Nach dem Universitätsstudium entschied sie sich 1983, sich einem Vor-Ort-Studium eines osttibetischen Dialekts aus Kham zu widmen.
In Kathmandu traf sie zufällig die aus Nangchen stammende Nomadenfrau Djangden.
Diesem Thema war ihre Dissertation gewidmet, die sie 1988 an der Universität Bonn vorlegte.
Auch der Band Füchse des Morgens verdankt sein Entstehen dem glücklichen Zufall, einem Zusammentreffen Margaret Causemanns mit Djangden.
Sie erwies sich als hervorragende Erzählerin und Sängerin.
Motiviert durch das Interesse Causemanns und durch eigene Erzählfreude erinnerte sie sich nach und nach an einige der fast vergessenen Geschichten.
Später wurde das Märchenerzählen von den chinesischen Besatzern verboten.
Die mit einem ausgezeichneten Gedächtnis und mit musikalischer Begabung ausgestattete Djangden brachte ideale Voraussetzungen mit, die Überlieferungen ihrer Heimat zu bewahren und zu übermitteln, und von ihr stammen die meisten Märchen des Bandes.
Viele der Märchen, insbesondere Liedermärchen, handeln von den realen Problemen der Frau in der traditionellen tibetischen Gesellschaft.
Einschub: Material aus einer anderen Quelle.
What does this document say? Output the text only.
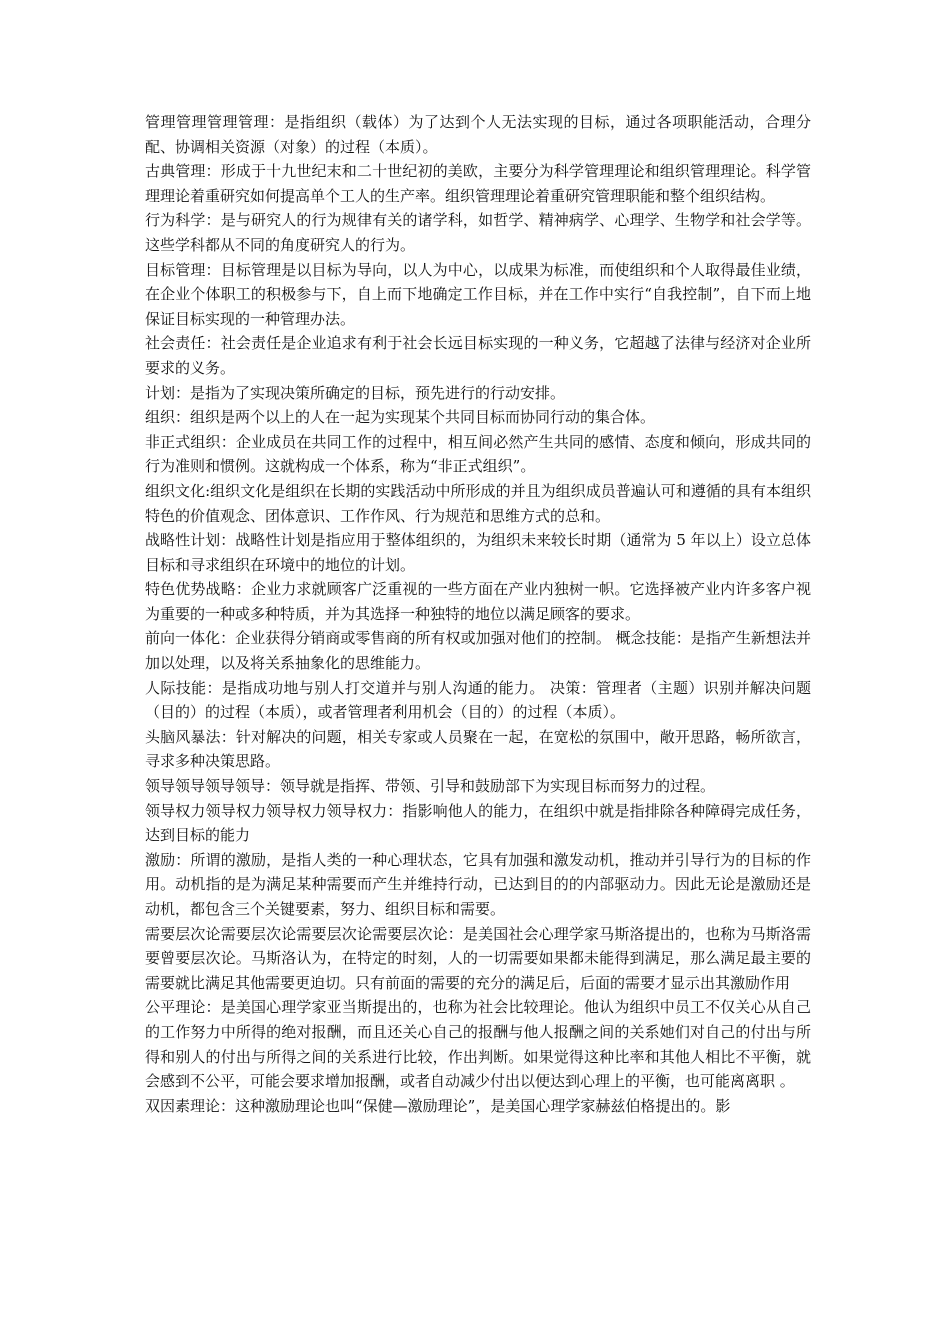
管理管理管理管理：是指组织（载体）为了达到个人无法实现的目标，通过各项职能活动，合理分配、协调相关资源（对象）的过程（本质）。

古典管理：形成于十九世纪末和二十世纪初的美欧，主要分为科学管理理论和组织管理理论。科学管理理论着重研究如何提高单个工人的生产率。组织管理理论着重研究管理职能和整个组织结构。

行为科学：是与研究人的行为规律有关的诸学科，如哲学、精神病学、心理学、生物学和社会学等。这些学科都从不同的角度研究人的行为。

目标管理：目标管理是以目标为导向，以人为中心，以成果为标准，而使组织和个人取得最佳业绩，在企业个体职工的积极参与下，自上而下地确定工作目标，并在工作中实行“自我控制”，自下而上地保证目标实现的一种管理办法。

社会责任：社会责任是企业追求有利于社会长远目标实现的一种义务，它超越了法律与经济对企业所要求的义务。

计划：是指为了实现决策所确定的目标，预先进行的行动安排。

组织：组织是两个以上的人在一起为实现某个共同目标而协同行动的集合体。

非正式组织：企业成员在共同工作的过程中，相互间必然产生共同的感情、态度和倾向，形成共同的行为准则和惯例。这就构成一个体系，称为“非正式组织”。

组织文化:组织文化是组织在长期的实践活动中所形成的并且为组织成员普遍认可和遵循的具有本组织特色的价值观念、团体意识、工作作风、行为规范和思维方式的总和。

战略性计划：战略性计划是指应用于整体组织的，为组织未来较长时期（通常为 5 年以上）设立总体目标和寻求组织在环境中的地位的计划。

特色优势战略：企业力求就顾客广泛重视的一些方面在产业内独树一帜。它选择被产业内许多客户视为重要的一种或多种特质，并为其选择一种独特的地位以满足顾客的要求。

前向一体化：企业获得分销商或零售商的所有权或加强对他们的控制。 概念技能：是指产生新想法并加以处理，以及将关系抽象化的思维能力。

人际技能：是指成功地与别人打交道并与别人沟通的能力。 决策：管理者（主题）识别并解决问题（目的）的过程（本质），或者管理者利用机会（目的）的过程（本质）。

头脑风暴法：针对解决的问题，相关专家或人员聚在一起，在宽松的氛围中，敞开思路，畅所欲言，寻求多种决策思路。

领导领导领导领导：领导就是指挥、带领、引导和鼓励部下为实现目标而努力的过程。

领导权力领导权力领导权力领导权力：指影响他人的能力，在组织中就是指排除各种障碍完成任务，达到目标的能力

激励：所谓的激励，是指人类的一种心理状态，它具有加强和激发动机，推动并引导行为的目标的作用。动机指的是为满足某种需要而产生并维持行动，已达到目的的内部驱动力。因此无论是激励还是动机，都包含三个关键要素，努力、组织目标和需要。

需要层次论需要层次论需要层次论需要层次论：是美国社会心理学家马斯洛提出的，也称为马斯洛需要曾要层次论。马斯洛认为，在特定的时刻，人的一切需要如果都未能得到满足，那么满足最主要的需要就比满足其他需要更迫切。只有前面的需要的充分的满足后，后面的需要才显示出其激励作用

公平理论：是美国心理学家亚当斯提出的，也称为社会比较理论。他认为组织中员工不仅关心从自己的工作努力中所得的绝对报酬，而且还关心自己的报酬与他人报酬之间的关系她们对自己的付出与所得和别人的付出与所得之间的关系进行比较，作出判断。如果觉得这种比率和其他人相比不平衡，就会感到不公平，可能会要求增加报酬，或者自动减少付出以便达到心理上的平衡，也可能离离职 。

双因素理论：这种激励理论也叫“保健—激励理论”，是美国心理学家赫兹伯格提出的。影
Eine Tibetologin und Ethnologin, die deutsch ist, ist Margret Causemann.
Sie entschied nach dem Kollegstudium sich 1983, sich einem Vor-Ort-Studium eines Kulturdialekts, der osttibetisch ist, aus Kham zuwenden.
Sie traf in Kathmandu unabsichtlich die aus Nangchen stammende Nomadenfrau Djangden.
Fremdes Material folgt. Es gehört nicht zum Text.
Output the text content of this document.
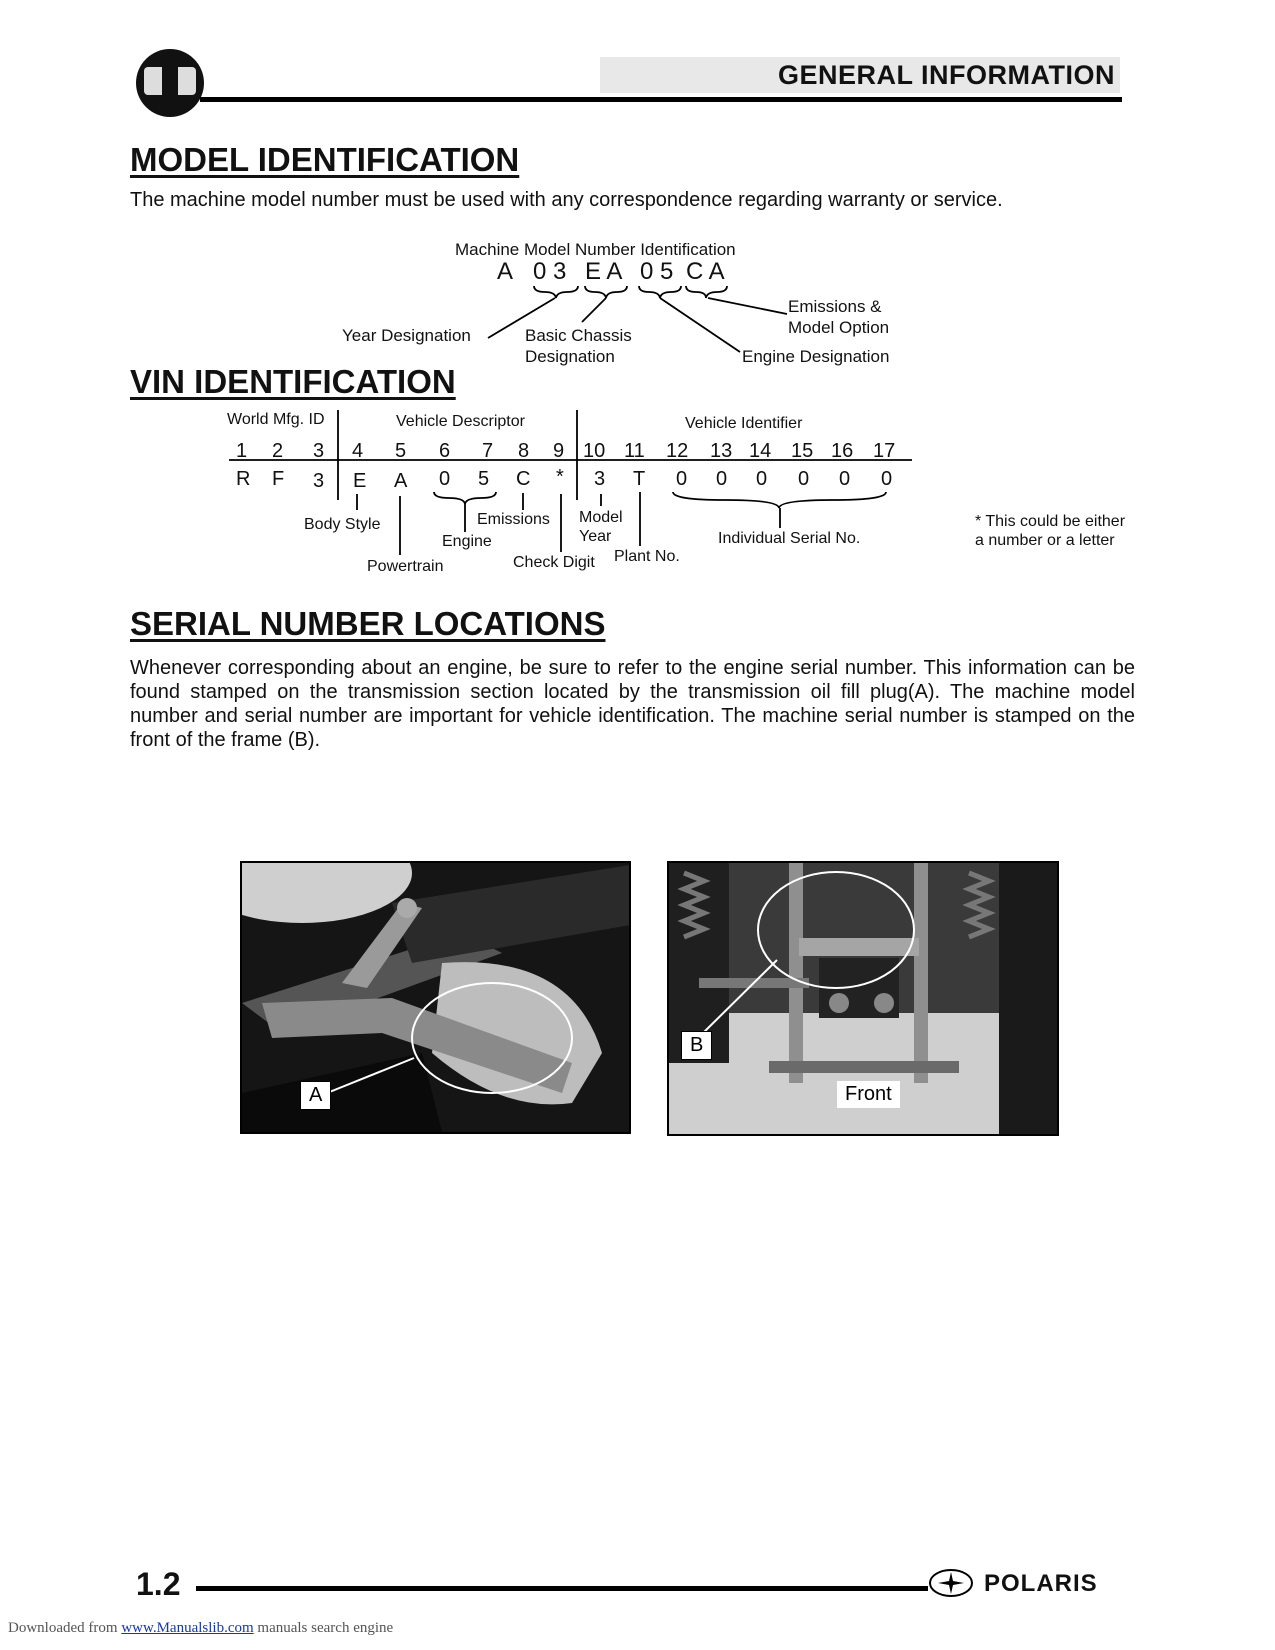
GENERAL INFORMATION
MODEL IDENTIFICATION
The machine model number must be used with any correspondence regarding warranty or service.
Machine Model Number Identification
A 0 3 E A 0 5 C A
Year Designation	Basic Chassis
Designation
Emissions &
Model Option
Engine Designation
VIN IDENTIFICATION
World Mfg. ID	Vehicle Descriptor	Vehicle Identifier
1 2 3 4 5 6 7 8 9 10 11 12 13 14 15 16 17
R F 3 E A 0 5 C * 3 T 0 0 0 0 0 0
Body Style
Powertrain
Engine
Emissions
Check Digit
Model
Year
Plant No.
Individual Serial No.
* This could be either
a number or a letter
SERIAL NUMBER LOCATIONS
Whenever corresponding about an engine, be sure to refer to the engine serial number. This information can be found stamped on the transmission section located by the transmission oil fill plug(A). The machine model number and serial number are important for vehicle identification. The machine serial number is stamped on the front of the frame (B).
A
B
Front
1.2	POLARIS
Downloaded from www.Manualslib.com manuals search engine
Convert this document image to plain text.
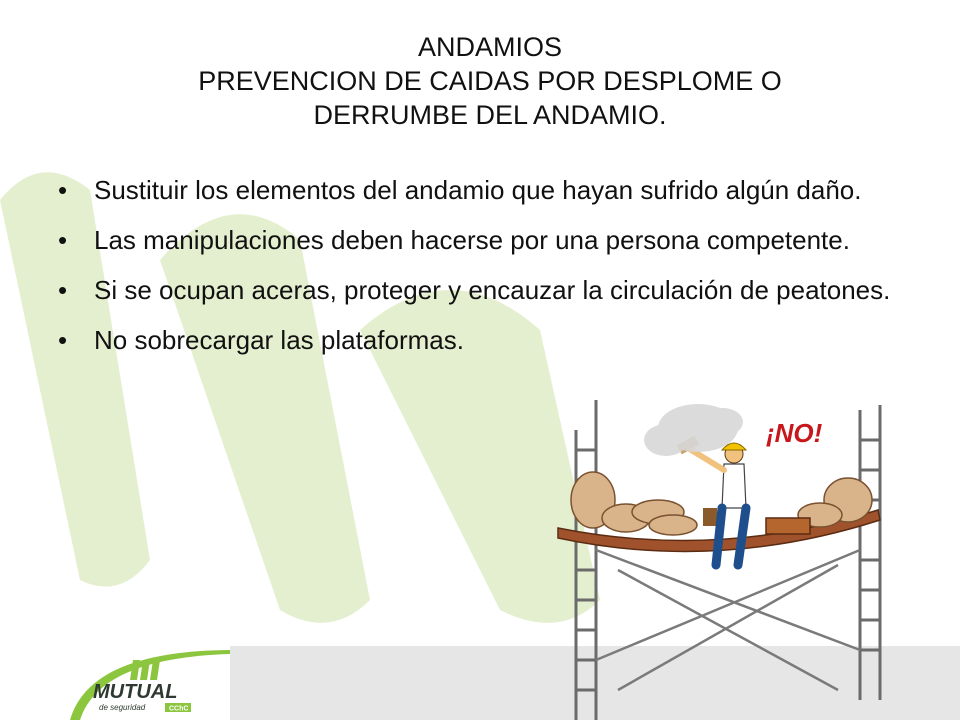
ANDAMIOS
PREVENCION DE CAIDAS POR DESPLOME O
DERRUMBE DEL ANDAMIO.
• Sustituir los elementos del andamio que hayan sufrido algún daño.
• Las manipulaciones deben hacerse por una persona competente.
• Si se ocupan aceras, proteger y encauzar la circulación de peatones.
• No sobrecargar las plataformas.
MUTUAL
de seguridad	CChC
¡NO!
Ihre Doktorschrift war diesem Anliegen geweiht. Die Doktorschrift legte sie 1988 an der Universität Bonn vor.
Dem erfreulichen Schicksal, einem Zusammensein Margaret Causemanns mit Djangden verdankt ferner das Montageband Füchse des Morgens sein Entwickeln.
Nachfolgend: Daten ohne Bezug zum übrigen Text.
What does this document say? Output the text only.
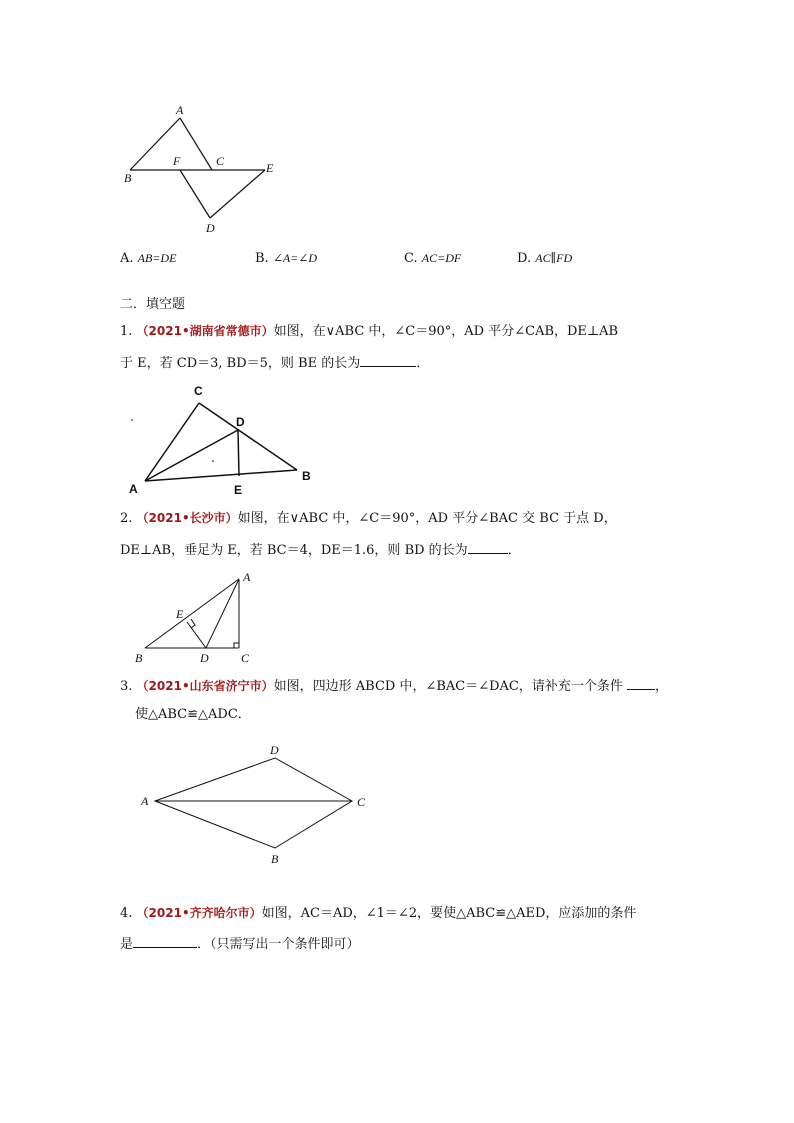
A
B
F	C	E
D
A. AB=DE	B. ∠A=∠D	C. AC=DF	D. AC∥FD
二．填空题
1. （2021•湖南省常德市）如图，在∨ABC 中，∠C＝90°，AD 平分∠CAB，DE⊥AB
于 E，若 CD＝3, BD＝5，则 BE 的长为	．
C
D
A	E
B
2. （2021•长沙市）如图，在∨ABC 中，∠C＝90°，AD 平分∠BAC 交 BC 于点 D，
DE⊥AB，垂足为 E，若 BC＝4，DE＝1.6，则 BD 的长为	．
A
E
B	D	C
3. （2021•山东省济宁市）如图，四边形 ABCD 中，∠BAC＝∠DAC，请补充一个条件 ，
使△ABC≌△ADC．
D
A	C
B
4. （2021•齐齐哈尔市）如图，AC＝AD，∠1＝∠2，要使△ABC≌△AED，应添加的条件
是	．（只需写出一个条件即可）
Als ausgezeichneten Sängerin und Narrator erwies sie sich.
Sie sich erinnerte animiert durch die Aufmerksamkeit Causemanns und durch persönliche Erzähllust danach und danach an einige der Erzählungen, die beinahe vergessen sind.
Das Märchenerzählen wurde von den Besatzungen, die chinesisch sind, Verspäteter untersagt.
Optimale Grundlagen die Legenden ihres Herkunftsorts zu behalten und zu überbringen brachte die Djangden, die mit einer außerordentlichen Erinnerung und mit melodischem Talent ausgestattet ist, mit und die meisten Geschichten des Bandes stammen von ihr.
Von den tatsächlichen Problemstellungen der Frauensperson in der klassischen tibetischen Gemeinschaft handeln viele der Geschichten, speziell Liedermärchen.